Я шел мимо прекрасного незнакомца, я изо всех сил старался не поглядеть в его сторону. Мне не хотелось выказывать своей симпатии. Тем более зависти.
И в самый момент минования возле моего — о, чудо! — уха раздался голос. Погрезилось мне или вправду так было, но только в нем, в голосе этом, были, входили в его состав две-три нотки, которые звучали в голосах и у дяди Вити, и у дяди Акима, и у моего отца, и у дяди Лени; которые жили в голосах всех взрослых мужчин нашего, от Алексея Ивановича, рода; которые в подростково-сиплом варианте прорезались в аккурат к тому времени и у меня.
— Женя? — было произнесено. Ну да — мое, мое имя.
Я обернулся, опасаясь ослышаться. Я знал, что я не ослышался, но я боялся на всякий случай, чтобы не сглазить.
— Я Кирилл, — сказал незнакомец, и в голосе его взлетели и лопнули воздушные шары тех самых знакомых ноток. — Ты не узнаешь меня, Женя?

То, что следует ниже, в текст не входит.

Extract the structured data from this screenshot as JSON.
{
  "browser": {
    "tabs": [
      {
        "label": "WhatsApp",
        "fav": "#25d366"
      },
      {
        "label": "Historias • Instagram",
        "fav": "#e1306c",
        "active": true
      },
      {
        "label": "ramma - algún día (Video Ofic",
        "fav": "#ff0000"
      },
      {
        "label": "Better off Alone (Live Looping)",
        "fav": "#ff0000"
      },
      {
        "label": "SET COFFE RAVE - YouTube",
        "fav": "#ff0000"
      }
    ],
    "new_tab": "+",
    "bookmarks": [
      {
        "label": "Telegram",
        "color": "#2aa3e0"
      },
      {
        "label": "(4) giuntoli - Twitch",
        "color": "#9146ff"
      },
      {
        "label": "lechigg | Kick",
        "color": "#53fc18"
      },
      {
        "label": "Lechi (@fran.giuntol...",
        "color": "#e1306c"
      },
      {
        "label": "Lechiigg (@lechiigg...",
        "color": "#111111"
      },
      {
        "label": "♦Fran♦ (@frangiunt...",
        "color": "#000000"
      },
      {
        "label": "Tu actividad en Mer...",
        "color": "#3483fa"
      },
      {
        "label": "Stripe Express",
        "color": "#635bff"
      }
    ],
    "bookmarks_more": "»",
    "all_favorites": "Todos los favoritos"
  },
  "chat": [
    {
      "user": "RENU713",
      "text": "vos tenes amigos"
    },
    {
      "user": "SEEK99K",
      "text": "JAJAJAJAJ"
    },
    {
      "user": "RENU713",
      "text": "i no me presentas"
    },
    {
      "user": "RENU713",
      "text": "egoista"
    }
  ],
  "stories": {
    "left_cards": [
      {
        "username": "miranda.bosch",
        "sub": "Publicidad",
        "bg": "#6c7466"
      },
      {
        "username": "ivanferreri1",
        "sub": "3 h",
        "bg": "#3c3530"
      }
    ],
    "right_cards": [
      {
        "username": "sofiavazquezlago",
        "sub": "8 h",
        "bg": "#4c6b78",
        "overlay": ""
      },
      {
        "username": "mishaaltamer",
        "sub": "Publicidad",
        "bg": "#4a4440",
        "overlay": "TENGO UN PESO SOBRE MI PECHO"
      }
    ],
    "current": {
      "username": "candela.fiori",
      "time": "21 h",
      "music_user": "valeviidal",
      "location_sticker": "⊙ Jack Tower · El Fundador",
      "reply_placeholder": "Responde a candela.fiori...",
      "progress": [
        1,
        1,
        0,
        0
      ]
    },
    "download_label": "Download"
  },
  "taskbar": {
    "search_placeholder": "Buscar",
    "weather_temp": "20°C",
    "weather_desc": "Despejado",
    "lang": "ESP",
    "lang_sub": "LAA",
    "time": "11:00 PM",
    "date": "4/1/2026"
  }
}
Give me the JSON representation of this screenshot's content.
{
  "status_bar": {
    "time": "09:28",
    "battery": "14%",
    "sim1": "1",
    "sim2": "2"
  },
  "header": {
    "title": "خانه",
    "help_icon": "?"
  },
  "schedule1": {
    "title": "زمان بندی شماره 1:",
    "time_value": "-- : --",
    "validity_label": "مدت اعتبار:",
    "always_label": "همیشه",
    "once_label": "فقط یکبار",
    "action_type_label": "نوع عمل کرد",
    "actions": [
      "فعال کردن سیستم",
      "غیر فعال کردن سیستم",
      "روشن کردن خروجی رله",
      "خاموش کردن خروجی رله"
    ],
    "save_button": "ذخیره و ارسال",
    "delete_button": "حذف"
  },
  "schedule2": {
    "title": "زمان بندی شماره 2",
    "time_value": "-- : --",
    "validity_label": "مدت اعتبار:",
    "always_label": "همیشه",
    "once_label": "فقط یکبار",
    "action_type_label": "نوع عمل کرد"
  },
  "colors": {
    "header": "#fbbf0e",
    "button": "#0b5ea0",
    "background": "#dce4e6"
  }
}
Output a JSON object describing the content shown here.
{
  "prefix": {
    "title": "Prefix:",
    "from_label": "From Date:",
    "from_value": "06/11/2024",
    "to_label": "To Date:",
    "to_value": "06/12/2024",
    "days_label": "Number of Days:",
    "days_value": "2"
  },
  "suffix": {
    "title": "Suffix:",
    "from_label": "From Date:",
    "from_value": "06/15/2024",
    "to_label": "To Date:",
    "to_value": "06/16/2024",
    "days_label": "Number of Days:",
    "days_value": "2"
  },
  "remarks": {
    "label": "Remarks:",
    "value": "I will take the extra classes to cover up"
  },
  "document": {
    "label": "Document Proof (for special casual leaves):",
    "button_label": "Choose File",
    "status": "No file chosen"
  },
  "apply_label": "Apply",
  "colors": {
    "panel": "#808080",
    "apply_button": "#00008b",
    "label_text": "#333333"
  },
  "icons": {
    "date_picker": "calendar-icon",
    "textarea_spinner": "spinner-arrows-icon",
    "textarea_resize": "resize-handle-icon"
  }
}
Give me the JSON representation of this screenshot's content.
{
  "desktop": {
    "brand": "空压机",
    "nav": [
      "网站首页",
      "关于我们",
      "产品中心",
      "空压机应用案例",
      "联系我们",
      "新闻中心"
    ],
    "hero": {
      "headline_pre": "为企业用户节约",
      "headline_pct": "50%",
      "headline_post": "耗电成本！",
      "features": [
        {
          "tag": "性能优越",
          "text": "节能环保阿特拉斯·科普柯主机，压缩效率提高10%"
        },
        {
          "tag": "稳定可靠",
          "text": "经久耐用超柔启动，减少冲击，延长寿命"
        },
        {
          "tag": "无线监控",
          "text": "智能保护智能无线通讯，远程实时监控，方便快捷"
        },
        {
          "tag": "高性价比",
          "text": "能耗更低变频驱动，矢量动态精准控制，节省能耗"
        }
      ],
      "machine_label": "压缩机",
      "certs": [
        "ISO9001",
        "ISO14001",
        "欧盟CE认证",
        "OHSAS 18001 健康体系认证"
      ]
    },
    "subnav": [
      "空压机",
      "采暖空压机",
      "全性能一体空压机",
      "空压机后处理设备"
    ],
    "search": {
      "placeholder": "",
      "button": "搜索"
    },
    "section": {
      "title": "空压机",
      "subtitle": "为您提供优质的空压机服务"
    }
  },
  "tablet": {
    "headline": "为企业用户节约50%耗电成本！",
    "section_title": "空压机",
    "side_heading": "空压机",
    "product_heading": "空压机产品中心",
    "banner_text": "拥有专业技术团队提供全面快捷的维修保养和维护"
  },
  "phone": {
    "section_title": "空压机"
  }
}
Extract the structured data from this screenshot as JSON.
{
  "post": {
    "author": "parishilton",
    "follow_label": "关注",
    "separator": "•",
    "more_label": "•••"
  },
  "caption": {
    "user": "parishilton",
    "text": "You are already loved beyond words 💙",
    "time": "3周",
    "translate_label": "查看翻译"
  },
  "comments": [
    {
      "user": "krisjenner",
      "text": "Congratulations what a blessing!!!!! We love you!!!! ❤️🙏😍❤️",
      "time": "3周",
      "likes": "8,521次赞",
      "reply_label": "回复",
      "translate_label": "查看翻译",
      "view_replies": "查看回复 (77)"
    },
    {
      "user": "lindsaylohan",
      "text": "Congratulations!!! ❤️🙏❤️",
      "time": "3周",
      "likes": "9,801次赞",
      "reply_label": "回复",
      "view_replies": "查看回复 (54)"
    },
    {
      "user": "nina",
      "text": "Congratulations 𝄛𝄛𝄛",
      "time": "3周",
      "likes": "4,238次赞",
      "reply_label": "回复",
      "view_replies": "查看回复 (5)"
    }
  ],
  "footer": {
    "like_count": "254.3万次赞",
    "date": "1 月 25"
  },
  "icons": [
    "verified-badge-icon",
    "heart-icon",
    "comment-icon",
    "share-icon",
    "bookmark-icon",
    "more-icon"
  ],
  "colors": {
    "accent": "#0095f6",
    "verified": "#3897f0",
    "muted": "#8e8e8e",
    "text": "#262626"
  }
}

Оба раза «Женя» Кирик — а это был он — произнес так, словно всю жизнь он помнил и любил мое имя и вот получил возможность свое отношение как-то обозначить. Он произнес его с нежностью, с какою взрослые старшие братья рассказывают чужим людям что-нибудь смешное про своих младших. С тою немного насмешливой самой к себе нежностью. «Кирик», знал я, образовано от «Кирилла». Так давным-давно придумала еще тетя Галя. Но в тот-то миг «Кирик» и «Кирилл» соединились во мне не сразу. «Кирилл» прозвучало совсем как-то свежо, как-то словно в стороне от нахоженных магистральных путей моего сознания и памяти. Я пробежал, если можно так выразиться, лестницу узнавания ступенька за ступенькой (кто это? кто это? кто?), один за другим отбрасывая варианты-тупики. Отбросив все, я понял: это мой двоюродный брат Кирик, потому что измененно «Кирилл» это и есть «Кирик», он приехал с Украины и ждет меня здесь, на углу, с коричневым кожаным чемоданчиком в руке. Ибо — и право же, жаль, что это так легко объяснилось — время еще рабочее, а я единственный, на кого можно сейчас рассчитывать, чтобы попасть к нам в дом.
Мы двинулись рядом. Мы шли, разговаривая.
Запросто, без всякой малейшей натуги. И на площадке, помню, третьего этажа, как раз напротив двери Жабриных, Кирик спросил меня, где у нас находится донорский пункт, чтобы можно было сдать кровь.
— Не знаю, — не понял я. — А… а зачем?
— Кровь сдать, — пояснил он спокойно. — В ресторан сходили бы.
Это, разумеется, было потрясающе!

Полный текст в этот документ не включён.